Poster do filme Killers of the Flower Moon

Killers of the Flower Moon mostra-nos um conjunto de homicídios que ocorreram ao longo de décadas no seio de uma nação índia, os Osage. Alguns dos Osage tinham direitos sobre a produção e exploração de petróleo, após este ser descoberto na região, fazendo com que vários brancos se aproveitassem da situação para herdarem estes direitos. O filme foca-se sobretudo na família de Mollie Burkhart e em William Hale, o principal responsável pelos assassinatos. Este período ficou conhecido como "Reino do Terror".
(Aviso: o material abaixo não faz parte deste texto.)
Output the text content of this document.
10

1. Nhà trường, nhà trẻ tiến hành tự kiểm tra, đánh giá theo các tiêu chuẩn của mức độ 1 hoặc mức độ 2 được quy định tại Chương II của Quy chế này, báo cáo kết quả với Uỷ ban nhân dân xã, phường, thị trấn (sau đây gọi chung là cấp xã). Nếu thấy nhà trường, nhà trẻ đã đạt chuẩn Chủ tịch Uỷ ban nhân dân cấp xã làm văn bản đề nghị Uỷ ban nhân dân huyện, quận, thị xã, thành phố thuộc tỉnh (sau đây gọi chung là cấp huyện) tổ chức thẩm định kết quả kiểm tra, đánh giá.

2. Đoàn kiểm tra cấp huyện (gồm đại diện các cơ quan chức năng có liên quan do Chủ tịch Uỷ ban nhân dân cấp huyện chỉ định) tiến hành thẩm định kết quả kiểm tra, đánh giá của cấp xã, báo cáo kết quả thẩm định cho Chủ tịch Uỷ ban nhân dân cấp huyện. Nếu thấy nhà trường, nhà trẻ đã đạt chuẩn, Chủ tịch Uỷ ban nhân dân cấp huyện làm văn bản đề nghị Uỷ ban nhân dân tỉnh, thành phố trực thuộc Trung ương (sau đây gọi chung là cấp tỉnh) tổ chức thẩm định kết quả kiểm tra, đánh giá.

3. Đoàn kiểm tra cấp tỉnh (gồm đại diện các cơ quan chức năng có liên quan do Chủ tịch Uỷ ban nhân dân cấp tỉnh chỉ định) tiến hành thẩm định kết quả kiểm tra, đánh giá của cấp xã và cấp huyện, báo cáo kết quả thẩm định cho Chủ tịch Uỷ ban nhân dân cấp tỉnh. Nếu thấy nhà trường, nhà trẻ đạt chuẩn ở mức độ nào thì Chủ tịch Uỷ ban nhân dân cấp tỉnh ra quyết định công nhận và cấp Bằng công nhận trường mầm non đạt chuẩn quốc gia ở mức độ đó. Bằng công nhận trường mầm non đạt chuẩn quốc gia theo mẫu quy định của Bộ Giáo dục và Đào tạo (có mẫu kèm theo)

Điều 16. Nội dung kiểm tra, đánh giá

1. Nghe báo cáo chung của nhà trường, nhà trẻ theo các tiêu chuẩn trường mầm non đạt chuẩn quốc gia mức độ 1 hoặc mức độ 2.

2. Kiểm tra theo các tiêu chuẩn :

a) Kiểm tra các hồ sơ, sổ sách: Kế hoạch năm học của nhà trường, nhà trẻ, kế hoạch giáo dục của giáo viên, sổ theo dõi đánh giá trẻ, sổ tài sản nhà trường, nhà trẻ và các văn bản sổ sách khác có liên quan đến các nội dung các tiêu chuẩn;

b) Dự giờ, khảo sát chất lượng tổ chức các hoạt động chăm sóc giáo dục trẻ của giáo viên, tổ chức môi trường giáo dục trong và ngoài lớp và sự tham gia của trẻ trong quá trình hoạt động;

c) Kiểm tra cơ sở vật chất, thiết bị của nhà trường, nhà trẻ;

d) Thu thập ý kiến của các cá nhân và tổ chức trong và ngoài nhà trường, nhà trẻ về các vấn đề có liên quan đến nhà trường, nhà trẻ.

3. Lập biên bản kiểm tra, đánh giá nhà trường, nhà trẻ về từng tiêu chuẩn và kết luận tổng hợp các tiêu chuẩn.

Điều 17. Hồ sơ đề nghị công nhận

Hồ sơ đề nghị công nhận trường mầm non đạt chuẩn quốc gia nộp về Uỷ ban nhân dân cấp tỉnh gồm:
Antes de mais, acho que é importante referenciar-vos para esta review no Letterboxd, que é até à data o comentário mais gostado na página do filme e é escrito por alguém que faz precisamente parte dos Osage. Acho que não haverá ninguém melhor para falar do filme e deste período histórico.

Este filme é incrivelmente simples: foi feito para contar uma história e conta-a. Sem grandes floreados, sem tomar partidos, sem sensacionalismos. Conta uma história da forma mais simples e verossímil (não me cabe avaliar se é realista) que consegue e fá-lo de forma sublime.

Na minha opinião, o filme é super longo e isso pode ser cansativo (por aqui, viu-se o filme em três alturas diferentes), mas a verdade é que eu não consigo dizer que a sua extensão está errada. A sua duração não só é perfeitamente justificada, como é a duração adequada para contar a história no ritmo certo.

Gostei muito deste filme e está nomeado para uma carrada de categorias. Vejam, vale muito a pena! E convido-vos novamente a lerem a review que referi acima, acho que é muito enriquecedora.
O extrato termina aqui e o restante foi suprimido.